The Lepage production perhaps suffers the most from being immortalized on video in its current state. Though sometimes characterized only by his Cirque de Soleil credit, Lepage has a huge body of stage and film work that places him among the great theater artists of our time. He's also an excellent actor, suggesting that he has been too preoccupied with the stage apparatus to guide the singers into more finished characterizations.

So - to watch or not to watch?

Das Rheingold: Yes, sort of, if only because of the cast's excellent singers: Bryn Terfel as Wotan, Stephanie Blythe as Fricka, and Owens as Alberich. But don't hold the production's lapses against the other installments. Example: When Alberich turns himself into alien creatures, the dragon looks great, but the toad seems to have come out of the Toys R Us bargain bin.

Die Walküre: Big yes. Here, the stage machine convincingly conveys dense forest - more vividly than in its live, movie-theater simulcast. Tenor Jonas Kaufmann is a magnetic Siegmund. And though his Sieglinde, Eva-Maria Westbroek, isn't in her best voice, she's theatrically entrancing. Terfel's singing is so godlike you almost don't notice that his final scene, scenically speaking, is mostly all-purpose murk. Then there's the Levine factor - this was his last performance before surgery and he was at his absolute best.

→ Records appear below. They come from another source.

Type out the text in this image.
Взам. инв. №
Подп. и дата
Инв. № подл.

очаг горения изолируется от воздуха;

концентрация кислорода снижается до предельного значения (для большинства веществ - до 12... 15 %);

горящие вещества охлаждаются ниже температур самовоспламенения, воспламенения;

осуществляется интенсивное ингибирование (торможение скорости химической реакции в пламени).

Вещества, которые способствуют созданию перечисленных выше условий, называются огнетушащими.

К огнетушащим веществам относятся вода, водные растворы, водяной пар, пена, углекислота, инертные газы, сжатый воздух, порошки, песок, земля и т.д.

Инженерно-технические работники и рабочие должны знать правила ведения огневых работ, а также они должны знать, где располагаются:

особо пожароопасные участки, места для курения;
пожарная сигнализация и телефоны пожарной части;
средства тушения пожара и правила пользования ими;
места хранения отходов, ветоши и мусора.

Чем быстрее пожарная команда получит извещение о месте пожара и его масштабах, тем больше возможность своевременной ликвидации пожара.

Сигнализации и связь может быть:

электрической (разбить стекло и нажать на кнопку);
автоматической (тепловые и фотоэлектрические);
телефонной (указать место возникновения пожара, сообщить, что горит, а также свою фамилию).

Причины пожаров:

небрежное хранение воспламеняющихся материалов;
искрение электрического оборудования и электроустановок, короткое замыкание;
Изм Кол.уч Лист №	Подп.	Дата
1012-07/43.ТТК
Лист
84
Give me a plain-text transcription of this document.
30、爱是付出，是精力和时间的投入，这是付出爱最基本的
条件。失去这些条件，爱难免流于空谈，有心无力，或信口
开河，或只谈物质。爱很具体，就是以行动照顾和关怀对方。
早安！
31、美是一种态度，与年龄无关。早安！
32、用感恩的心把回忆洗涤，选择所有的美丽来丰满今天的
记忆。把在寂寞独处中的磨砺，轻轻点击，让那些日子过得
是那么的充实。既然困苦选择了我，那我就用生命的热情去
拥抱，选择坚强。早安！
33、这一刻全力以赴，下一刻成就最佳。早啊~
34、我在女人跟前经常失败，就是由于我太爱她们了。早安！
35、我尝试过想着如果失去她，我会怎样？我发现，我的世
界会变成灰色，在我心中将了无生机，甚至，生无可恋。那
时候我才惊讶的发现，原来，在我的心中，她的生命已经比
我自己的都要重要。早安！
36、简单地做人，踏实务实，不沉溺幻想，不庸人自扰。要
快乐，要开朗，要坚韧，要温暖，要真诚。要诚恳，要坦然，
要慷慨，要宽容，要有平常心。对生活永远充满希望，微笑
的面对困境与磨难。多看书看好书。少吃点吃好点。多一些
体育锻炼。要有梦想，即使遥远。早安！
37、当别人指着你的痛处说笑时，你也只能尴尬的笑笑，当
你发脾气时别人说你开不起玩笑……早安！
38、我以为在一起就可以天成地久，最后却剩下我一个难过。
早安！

Siegfried: Tentative yes. Some Ring lovers enjoy Wagner's humor in this installment; I have always found the opera tedious. But the stage apparatus is at its most atmospheric here, and Morris' vocally mid-weight Siegfried is the best-acted on video; likewise Terfel's Wotan. The Act II dragon rarely succeeds in the best Rings; this one doesn't embarrass itself. As Brünnhilde, Voigt seems least at home with her Act III music.

Götterdämmerung: Sometimes yes. Early scenes are confoundingly pedestrian. The nouveau-riche Gibich family looks dull, sounds dull, and appears to live in Dullsville. Even Hans-Peter König, a fine, menacing Hunding in Die Walküre, plays the evil Hagen as if the character has had a lobotomy. But back in her ring of fire, Brünnhilde (Voigt) is visited by her sister Waltraute - sung by the great Wagnerian mezzo-soprano Waltraud Meier, who knocks the operatic tension up a big notch and shows you what's missing elsewhere.

The rest has extremes of hot and cold. Voigt maintains the tension throughout Act II. Morris' Act III death scene is utterly mesmerizing. But poor Voigt has to ride a silly-looking fake horse into the flames during the theatrically hobbled Immolation Scene. It ends with Hagen jumping into the Rhine to get the coveted ring - with incredibly clumsy execution. With that as your last memory, is it any wonder this Ring is said to be worse than it is?